Son of a Preacher Man
Joe Kopp was a barnstorming evangelist. Could his son pass down the faith without the fire and brimstone?
David and Heather Kopp write regularly--sometimes individually, sometimes jointly--on spiritual parenting. This column is by David.
Our children are new worlds. Since they were born, we've been trying to land on their far shores, like Columbus, and take them hostage for our King. Score one for spiritual imperialism.
But that's just one side of the story. Trouble is, more often than not, we aren't sure quite how to pass on our spiritual legacy to our kids. I grew up in Africa as a missionary's son, watching religious colonialism at work. Heather slid into a life crisis, caught in the grip of a high-control fundamentalist church. We don't want to go back there. Score one for enlightened confusion.
So how do we take our own kids hostage for Christ without resorting to the kind of spiritual violence we now reject?
I grew up in a family of soldier priests. We didn't call ourselves that, of course. My dad used language like "serving the Lord" and "saving the lost." He was an ordained Swedish Baptist pastor, the man Barbara Kingsolver writes about in "The Poisonwood Bible," except Joe Kopp was all heart and no poison.
And we were his first mission field. He never doubted his right to do everything within his power to make his five kids disciples of Jesus Christ. Daily, he led us in our prayers. Almost daily, he saw to it that we were reading and memorizing Scripture.
Dad preached the Gospel as naturally from the head of the dinner table as from the shade of a spreading mulenga tree, as exuberantly from the darkness of a bush country campout as from the spotlight of the 11th Street Baptist Church in downtown Los Angeles. His readiness to speak his faith seemed all the more remarkable to us because he struggled with a lifelong speech impediment. "S-s-son," he would tell me, beaming and holding me by the belt loops to get my attention, "God just l-loves you!"
We grew up knowing that we were special, probably better, and definitely right. And we had to spread the news. How else could we explain our existence--a white family from the Pacific Northwest living in the Zambian bush?

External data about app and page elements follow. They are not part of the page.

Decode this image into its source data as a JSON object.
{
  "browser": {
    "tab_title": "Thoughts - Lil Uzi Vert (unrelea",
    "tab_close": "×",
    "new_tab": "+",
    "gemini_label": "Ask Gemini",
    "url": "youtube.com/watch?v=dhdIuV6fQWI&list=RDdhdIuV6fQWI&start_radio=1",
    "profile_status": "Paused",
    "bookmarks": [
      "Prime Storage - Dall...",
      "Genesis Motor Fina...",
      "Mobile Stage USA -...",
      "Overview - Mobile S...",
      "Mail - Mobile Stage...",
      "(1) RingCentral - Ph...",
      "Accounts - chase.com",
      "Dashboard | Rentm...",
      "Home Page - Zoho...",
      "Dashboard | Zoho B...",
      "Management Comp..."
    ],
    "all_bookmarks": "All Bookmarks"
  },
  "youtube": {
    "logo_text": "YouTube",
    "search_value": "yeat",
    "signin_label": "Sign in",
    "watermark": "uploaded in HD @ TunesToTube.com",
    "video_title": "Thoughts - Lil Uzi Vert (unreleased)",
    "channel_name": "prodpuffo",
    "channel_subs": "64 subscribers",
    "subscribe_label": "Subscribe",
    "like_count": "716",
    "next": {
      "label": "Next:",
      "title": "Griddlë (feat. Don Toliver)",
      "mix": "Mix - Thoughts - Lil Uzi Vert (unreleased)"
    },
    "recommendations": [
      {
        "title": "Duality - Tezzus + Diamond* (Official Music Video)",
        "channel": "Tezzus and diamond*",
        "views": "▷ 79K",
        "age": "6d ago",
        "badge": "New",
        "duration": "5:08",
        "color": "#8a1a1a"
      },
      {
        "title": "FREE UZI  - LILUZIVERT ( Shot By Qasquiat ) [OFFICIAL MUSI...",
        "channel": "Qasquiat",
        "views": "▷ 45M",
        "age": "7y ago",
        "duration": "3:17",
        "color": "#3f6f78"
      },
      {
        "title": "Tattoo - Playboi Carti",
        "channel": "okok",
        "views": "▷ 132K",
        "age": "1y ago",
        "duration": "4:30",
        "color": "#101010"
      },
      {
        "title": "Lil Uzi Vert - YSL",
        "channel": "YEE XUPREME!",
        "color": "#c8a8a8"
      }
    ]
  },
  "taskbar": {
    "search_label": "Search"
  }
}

The thing is, my parents succeeded. They healed and taught and served. They converted thousands. More to my point here, they succeeded in raising another generation of missionaries. Of their five children, all have grown up to become missionaries and pastors (who are raising more pastors and missionaries of their own). More or less. There's the exception of me, of course--introvert, editor, layman, Episcopalian.